The Fifth Circuit is sure going to be an interesting place with Judge Graves on it.

(I'm not sure that going to a Holmes County jury would've done the defendant much more good, btw.)

... In another instance of apparent pettiness [but, see update below], Waller writes on a banishment case, and Graves specially concurs to say only this:
The majority correctly notes that the U.S. Constitution addresses the deprivation of liberty without due process of law. (Maj. Op. at ¶10). See U.S. Const. amends. V, XIV. Hence, the statement in the majority opinion that “the judge may not restrict the defendant’s personal liberty of free movement without following the due process which Cobb, McCreary, and Mackey established” is erroneous. (Maj. Op. at ¶26). These cases did not establish a right. They merely recognized one which already existed.
When he's right, he's right. This op is joined by all six of the other justices who joined Waller's op for the Court, but Waller apparently refused to amend his opinion to get the law right.

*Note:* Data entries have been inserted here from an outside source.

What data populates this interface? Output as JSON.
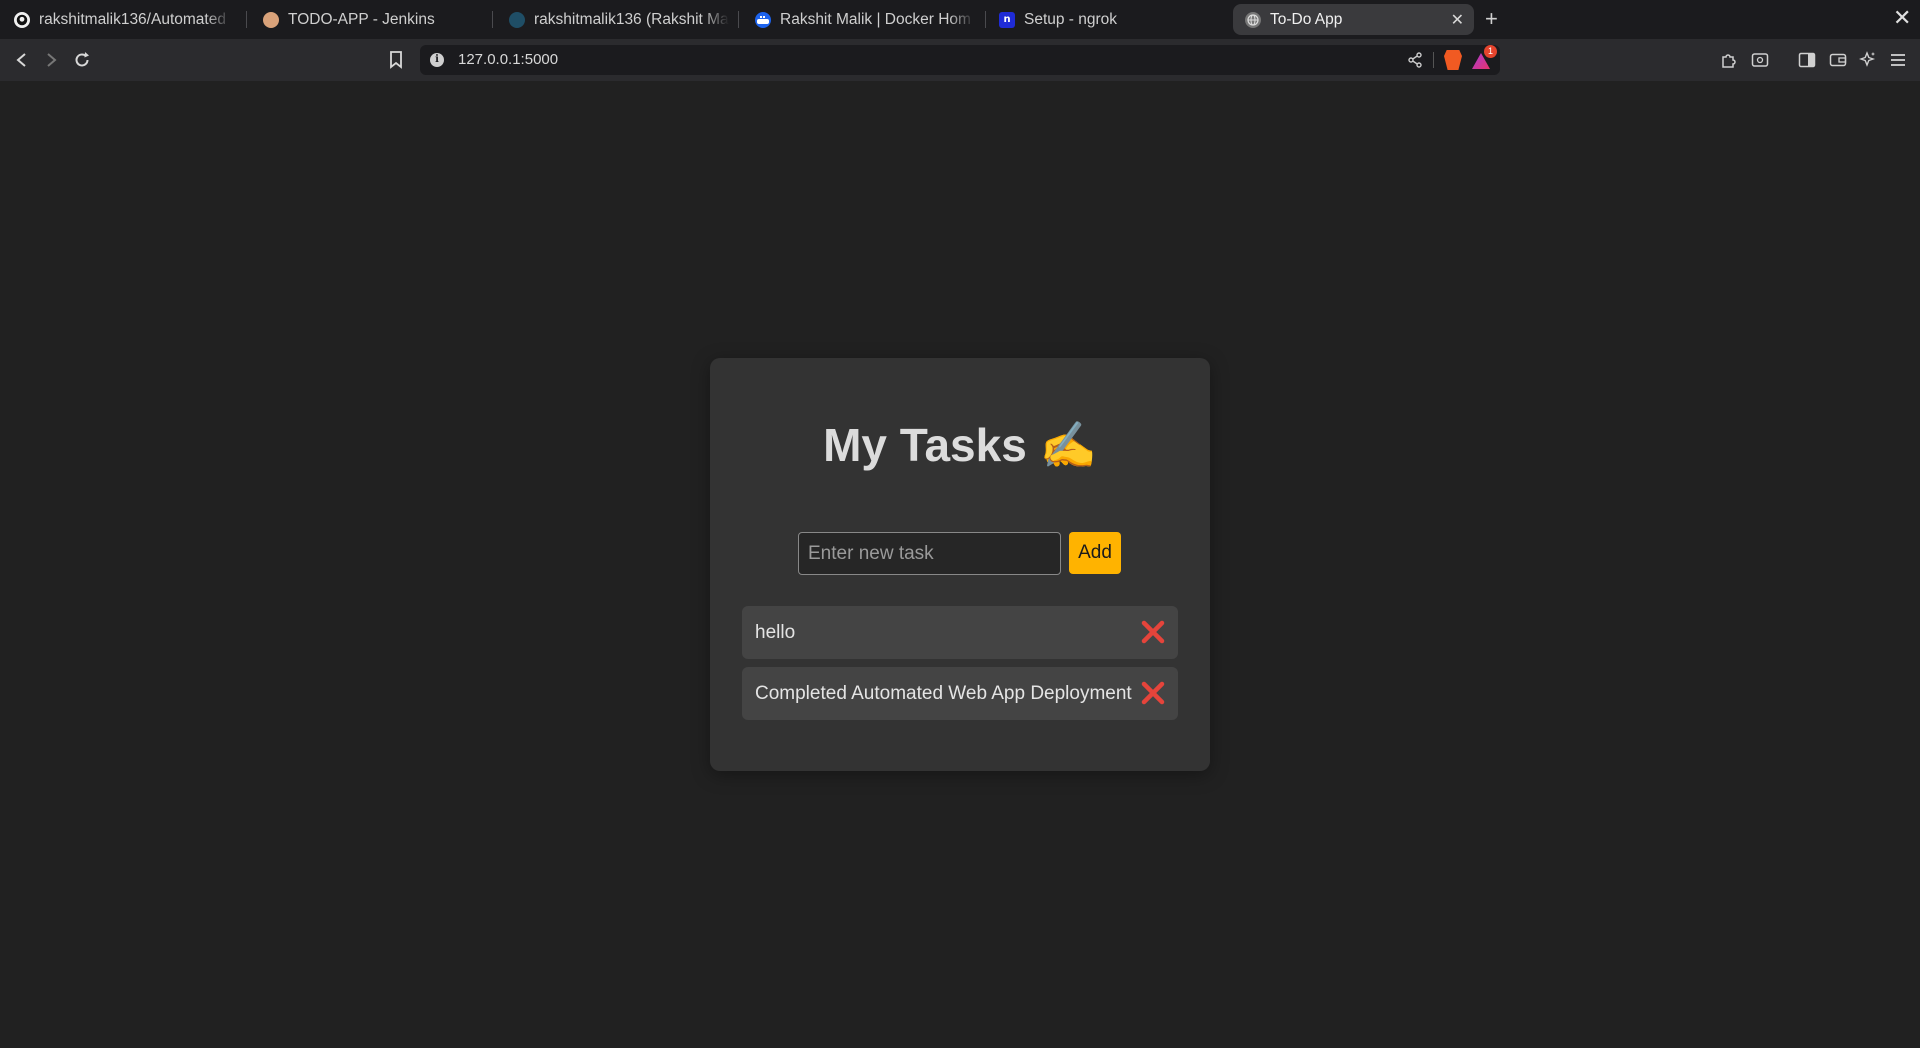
{
  "browser": {
    "tabs": [
      {
        "title": "rakshitmalik136/Automated",
        "icon": "github-icon",
        "active": false
      },
      {
        "title": "TODO-APP - Jenkins",
        "icon": "jenkins-icon",
        "active": false
      },
      {
        "title": "rakshitmalik136 (Rakshit Ma",
        "icon": "docker-hub-icon",
        "active": false
      },
      {
        "title": "Rakshit Malik | Docker Hom",
        "icon": "docker-icon",
        "active": false
      },
      {
        "title": "Setup - ngrok",
        "icon": "ngrok-icon",
        "active": false
      },
      {
        "title": "To-Do App",
        "icon": "globe-icon",
        "active": true
      }
    ],
    "close_tab_glyph": "✕",
    "new_tab_glyph": "+",
    "window_close_glyph": "✕",
    "address": "127.0.0.1:5000",
    "notification_count": "1",
    "accent_colors": {
      "brave": "#f15a22",
      "add_button": "#ffb300",
      "delete": "#e5443b"
    }
  },
  "app": {
    "title": "My Tasks ✍️",
    "input_placeholder": "Enter new task",
    "input_value": "",
    "add_label": "Add",
    "tasks": [
      {
        "text": "hello"
      },
      {
        "text": "Completed Automated Web App Deployment"
      }
    ]
  }
}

Based on my law-clerk observations of the Justice McRae days on the Court, I hazard a guess that this kind of contention on the printed page betokens a similar lack of good personal relations. It doesn't bode for confidence that one's case is being decided on the law.

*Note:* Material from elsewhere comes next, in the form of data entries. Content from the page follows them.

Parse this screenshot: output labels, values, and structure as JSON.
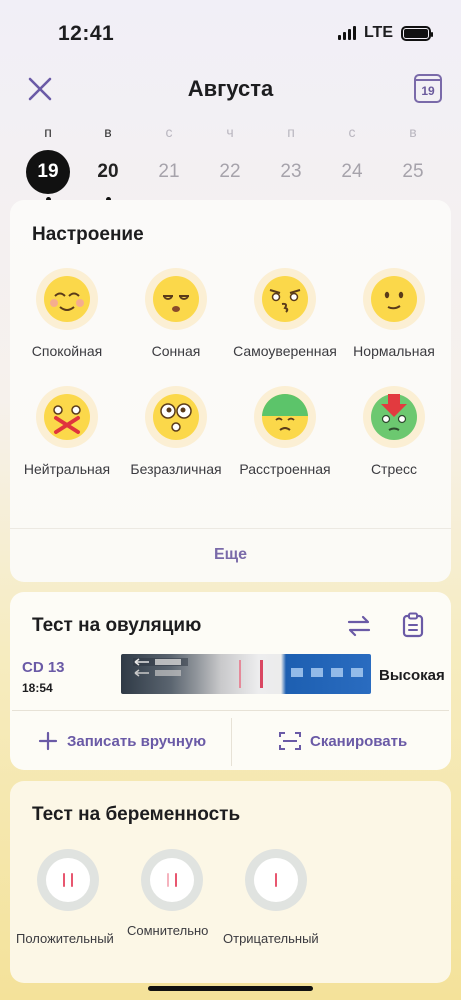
{
  "status_bar": {
    "time": "12:41",
    "network": "LTE"
  },
  "header": {
    "title": "Августа",
    "calendar_day": "19"
  },
  "week": [
    {
      "letter": "п",
      "num": "19",
      "state": "selected",
      "dot": true
    },
    {
      "letter": "в",
      "num": "20",
      "state": "active",
      "dot": true
    },
    {
      "letter": "с",
      "num": "21",
      "state": "future",
      "dot": false
    },
    {
      "letter": "ч",
      "num": "22",
      "state": "future",
      "dot": false
    },
    {
      "letter": "п",
      "num": "23",
      "state": "future",
      "dot": false
    },
    {
      "letter": "с",
      "num": "24",
      "state": "future",
      "dot": false
    },
    {
      "letter": "в",
      "num": "25",
      "state": "future",
      "dot": false
    }
  ],
  "mood": {
    "title": "Настроение",
    "items": [
      {
        "label": "Спокойная",
        "icon": "calm-face-icon"
      },
      {
        "label": "Сонная",
        "icon": "sleepy-face-icon"
      },
      {
        "label": "Самоуверенная",
        "icon": "confident-face-icon"
      },
      {
        "label": "Нормальная",
        "icon": "normal-face-icon"
      },
      {
        "label": "Нейтральная",
        "icon": "neutral-face-icon"
      },
      {
        "label": "Безразличная",
        "icon": "indifferent-face-icon"
      },
      {
        "label": "Расстроенная",
        "icon": "upset-face-icon"
      },
      {
        "label": "Стресс",
        "icon": "stress-face-icon"
      }
    ],
    "more": "Еще"
  },
  "ovulation": {
    "title": "Тест на овуляцию",
    "cycle_day": "CD 13",
    "time": "18:54",
    "level": "Высокая",
    "manual": "Записать вручную",
    "scan": "Сканировать"
  },
  "pregnancy": {
    "title": "Тест на беременность",
    "options": [
      "Положительный",
      "Сомнительно",
      "Отрицательный"
    ]
  },
  "colors": {
    "accent": "#7a6aa9",
    "accent_text": "#6a5aa6",
    "test_line": "#e8566f"
  }
}
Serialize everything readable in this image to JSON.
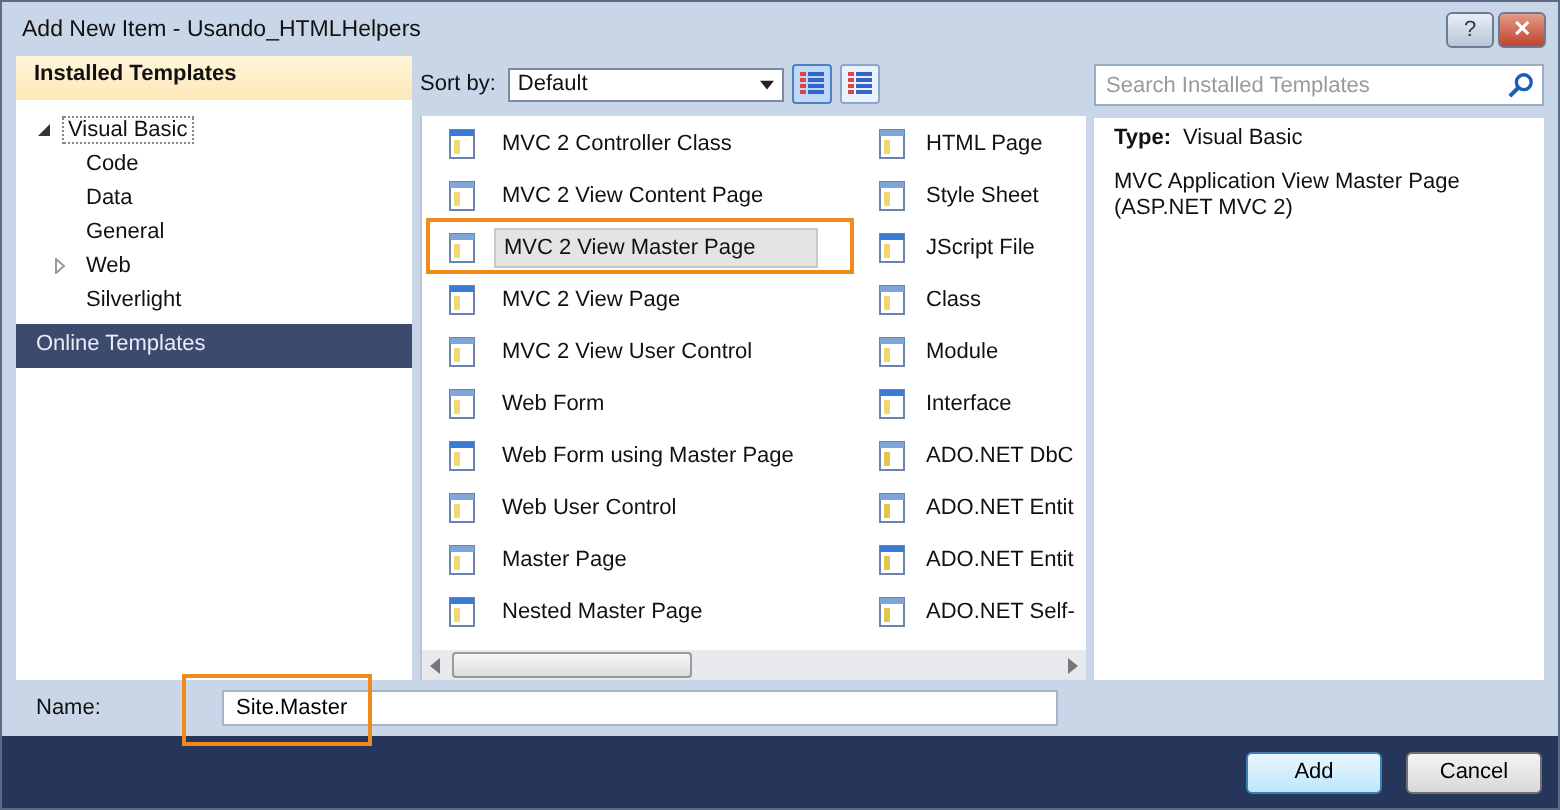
{
  "window": {
    "title": "Add New Item - Usando_HTMLHelpers",
    "help_button": "?",
    "close_button": "✕"
  },
  "sidebar": {
    "header": "Installed Templates",
    "tree": [
      {
        "label": "Visual Basic",
        "expanded": true,
        "selected": true,
        "children": [
          {
            "label": "Code",
            "selected": false
          },
          {
            "label": "Data",
            "selected": false
          },
          {
            "label": "General",
            "selected": false
          },
          {
            "label": "Web",
            "selected": false,
            "expanded": false
          },
          {
            "label": "Silverlight",
            "selected": false
          }
        ]
      }
    ],
    "online": {
      "label": "Online Templates",
      "selected": true
    }
  },
  "toolbar": {
    "sort_label": "Sort by:",
    "sort_value": "Default",
    "views": [
      {
        "selected": true
      },
      {
        "selected": false
      }
    ]
  },
  "search": {
    "placeholder": "Search Installed Templates"
  },
  "templates": [
    {
      "label": "MVC 2 Controller Class",
      "selected": false,
      "annotated": false
    },
    {
      "label": "MVC 2 View Content Page",
      "selected": false,
      "annotated": false
    },
    {
      "label": "MVC 2 View Master Page",
      "selected": true,
      "annotated": true
    },
    {
      "label": "MVC 2 View Page",
      "selected": false,
      "annotated": false
    },
    {
      "label": "MVC 2 View User Control",
      "selected": false,
      "annotated": false
    },
    {
      "label": "Web Form",
      "selected": false,
      "annotated": false
    },
    {
      "label": "Web Form using Master Page",
      "selected": false,
      "annotated": false
    },
    {
      "label": "Web User Control",
      "selected": false,
      "annotated": false
    },
    {
      "label": "Master Page",
      "selected": false,
      "annotated": false
    },
    {
      "label": "Nested Master Page",
      "selected": false,
      "annotated": false
    },
    {
      "label": "HTML Page",
      "selected": false,
      "annotated": false
    },
    {
      "label": "Style Sheet",
      "selected": false,
      "annotated": false
    },
    {
      "label": "JScript File",
      "selected": false,
      "annotated": false
    },
    {
      "label": "Class",
      "selected": false,
      "annotated": false
    },
    {
      "label": "Module",
      "selected": false,
      "annotated": false
    },
    {
      "label": "Interface",
      "selected": false,
      "annotated": false
    },
    {
      "label": "ADO.NET DbC",
      "selected": false,
      "annotated": false
    },
    {
      "label": "ADO.NET Entit",
      "selected": false,
      "annotated": false
    },
    {
      "label": "ADO.NET Entit",
      "selected": false,
      "annotated": false
    },
    {
      "label": "ADO.NET Self-",
      "selected": false,
      "annotated": false
    }
  ],
  "details": {
    "type_label": "Type:",
    "type_value": "Visual Basic",
    "description": "MVC Application View Master Page (ASP.NET MVC 2)"
  },
  "name_field": {
    "label": "Name:",
    "value": "Site.Master",
    "annotated": true
  },
  "buttons": [
    {
      "label": "Add",
      "default": true
    },
    {
      "label": "Cancel",
      "default": false
    }
  ]
}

UPDATE: Will Bardwell reads Waller more charitably:
Justice Graves is right, of course, but I took the chief justice's observation to mean that Cobb and its companions established the process governing restrictions of the right to movement and not the right itself. But at the end of the day, it's a pretty academic debate.
Good reading, but as I commented at Bardwell's post, there's being right, and then there's being right in such a manner that all the justices joining your opinion think you should've worded it differently. Just change the damn sentence, in the latter instance.

2 comments:

  1. The decision should have read: "Per curiam. The decision of the Circuit Court is affirmed by an equally divided Court." There was no need for, and there is no precedential value in, the scribblings of any of the justices.

    ReplyDelete
  2. They feel compelled, it seems.

    But you are right: "a plurality vote does not create a binding result." Churchill, 619 So. 2d 900, 904 (Miss. 1993).